Let's check in with famous and successful media critic Howard Kurtz of the Washington Post. What is Mr. Kurtz writing about today? The Monday after John McCain's much-discussed appearance on Saturday Night Live, his second of the general election campaign and coming just weeks after his running mate Sarah Palin's well-publicized cameo, Kurtz's column is, of course, about how Obama is on TV all the time, and all the television talk shows are In The Tank for Barack Obama.

But daytime and late-night shows have been an underrated factor in this campaign, and an undeniable advantage for Obama. Ellen DeGeneres, David Letterman and panelists on "The View" all confronted McCain, while Obama has basically joked and danced his way through such appearances, including a "Daily Show" stint last week in which Jon Stewart asked him about "the whole socialism/Marxist thing." If anyone doubts there is a liberal entertainment establishment, it has been vividly on display.
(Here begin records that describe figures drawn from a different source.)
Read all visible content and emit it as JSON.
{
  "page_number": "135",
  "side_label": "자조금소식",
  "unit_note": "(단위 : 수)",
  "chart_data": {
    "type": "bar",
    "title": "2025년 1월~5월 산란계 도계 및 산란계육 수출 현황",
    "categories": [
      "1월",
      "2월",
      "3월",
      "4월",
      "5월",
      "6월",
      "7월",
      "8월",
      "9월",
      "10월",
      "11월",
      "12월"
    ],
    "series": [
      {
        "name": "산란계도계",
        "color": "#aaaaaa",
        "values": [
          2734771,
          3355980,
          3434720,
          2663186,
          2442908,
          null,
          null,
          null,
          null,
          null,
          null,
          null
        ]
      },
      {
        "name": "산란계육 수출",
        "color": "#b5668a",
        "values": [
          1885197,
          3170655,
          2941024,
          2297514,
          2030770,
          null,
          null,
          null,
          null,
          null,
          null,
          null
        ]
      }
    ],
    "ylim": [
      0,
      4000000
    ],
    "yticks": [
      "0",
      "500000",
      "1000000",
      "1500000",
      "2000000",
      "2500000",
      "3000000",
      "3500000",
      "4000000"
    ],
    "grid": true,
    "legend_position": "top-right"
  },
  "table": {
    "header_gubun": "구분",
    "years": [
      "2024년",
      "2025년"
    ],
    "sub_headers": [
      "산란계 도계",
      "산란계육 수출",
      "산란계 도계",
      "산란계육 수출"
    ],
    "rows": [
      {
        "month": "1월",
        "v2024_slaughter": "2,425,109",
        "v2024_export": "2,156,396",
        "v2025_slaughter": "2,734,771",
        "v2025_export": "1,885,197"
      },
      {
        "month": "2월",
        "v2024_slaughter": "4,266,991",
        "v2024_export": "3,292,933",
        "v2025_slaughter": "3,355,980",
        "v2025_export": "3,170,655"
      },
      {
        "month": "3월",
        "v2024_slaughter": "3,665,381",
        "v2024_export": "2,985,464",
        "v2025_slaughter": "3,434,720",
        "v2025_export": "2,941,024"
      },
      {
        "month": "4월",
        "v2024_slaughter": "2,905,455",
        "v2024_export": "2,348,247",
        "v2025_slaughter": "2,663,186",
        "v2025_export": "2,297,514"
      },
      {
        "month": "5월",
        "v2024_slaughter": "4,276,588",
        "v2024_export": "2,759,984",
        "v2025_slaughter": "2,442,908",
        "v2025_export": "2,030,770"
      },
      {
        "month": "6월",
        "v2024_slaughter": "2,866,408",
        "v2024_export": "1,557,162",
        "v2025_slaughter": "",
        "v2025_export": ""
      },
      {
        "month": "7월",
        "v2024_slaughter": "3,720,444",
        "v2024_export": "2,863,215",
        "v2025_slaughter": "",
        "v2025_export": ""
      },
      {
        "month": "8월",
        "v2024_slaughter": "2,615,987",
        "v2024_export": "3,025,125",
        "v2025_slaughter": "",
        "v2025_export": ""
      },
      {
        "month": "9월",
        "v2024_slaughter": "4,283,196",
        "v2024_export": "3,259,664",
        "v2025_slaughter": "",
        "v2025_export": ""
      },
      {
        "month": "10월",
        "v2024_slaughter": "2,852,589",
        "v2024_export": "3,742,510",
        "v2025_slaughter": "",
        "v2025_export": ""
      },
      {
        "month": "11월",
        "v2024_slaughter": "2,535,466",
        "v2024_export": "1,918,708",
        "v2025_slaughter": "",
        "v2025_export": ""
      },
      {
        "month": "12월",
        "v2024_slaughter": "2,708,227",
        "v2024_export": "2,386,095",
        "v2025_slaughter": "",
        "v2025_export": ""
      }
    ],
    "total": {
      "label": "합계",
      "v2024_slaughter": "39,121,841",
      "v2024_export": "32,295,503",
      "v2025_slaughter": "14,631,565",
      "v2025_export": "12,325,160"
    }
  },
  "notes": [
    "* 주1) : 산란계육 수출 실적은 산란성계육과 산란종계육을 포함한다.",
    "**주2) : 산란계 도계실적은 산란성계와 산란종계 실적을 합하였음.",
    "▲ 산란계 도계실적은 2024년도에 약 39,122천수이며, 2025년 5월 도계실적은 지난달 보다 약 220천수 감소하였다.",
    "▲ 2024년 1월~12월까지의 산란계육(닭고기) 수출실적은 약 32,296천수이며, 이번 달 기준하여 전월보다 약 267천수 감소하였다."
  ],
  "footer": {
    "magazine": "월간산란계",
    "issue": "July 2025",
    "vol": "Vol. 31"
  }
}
Yes, that is right. John McCain, who barbecued with Rachel Ray and did Leno and Letterman and who campaigned with The View's Elisabeth Hasselbeck, is a victim of the liberal entertainment establishment. Poor Senator John McCain, who held the record for most Daily Show appearances ever, was victimized by mean questions on the talk shows he kept appearing on, over and over again, while Obama just shucked and jived—sorry, "joked and danced"—his way to victory, thanks to the liberal bias of Ellen, who was mean to John because he wants to make her marriage illegal. On the day in which the story was McCain's media appearances, in a campaign that has hinged on those appearances before (he got grilled by Letterman because he ditched Letterman, remember), of course Howard is talking about how Obama got it easy on The View and McCain didn't (except for the first time he did The View, when he did get it easy). And oh, he was obviously not challenged on Leno, because Leno never challenges anyone. But Ellen and Joy Behar and Dave were mean to John McCain, so the world is unfair. (This is followed by an item about how there is a double standard because Sarah Palin is accused of hiding from the press even though recently she sat down with Brian Williams, Elizabeth Vargas, Jill Zuckman, and, snort, Sean Hannity [near-daily!]. She's also sat down with her traveling press corps "on several occasions." But mean Joe Biden is "hiding" from the press because he's only on tv multiple times every day, having done 211 interviews with local outlets, morning shows, the New York Times, and CBS, but not his traveling press corps. How is this a double standard? Well, there's a question mark in Kurtz's subhead so maybe he meant it's not a double standard, because to declare one when the evidence suggests an apparent single standard would of course be merely parroting a misleading GOP talking point and fair old Howard Kurtz would never do that.)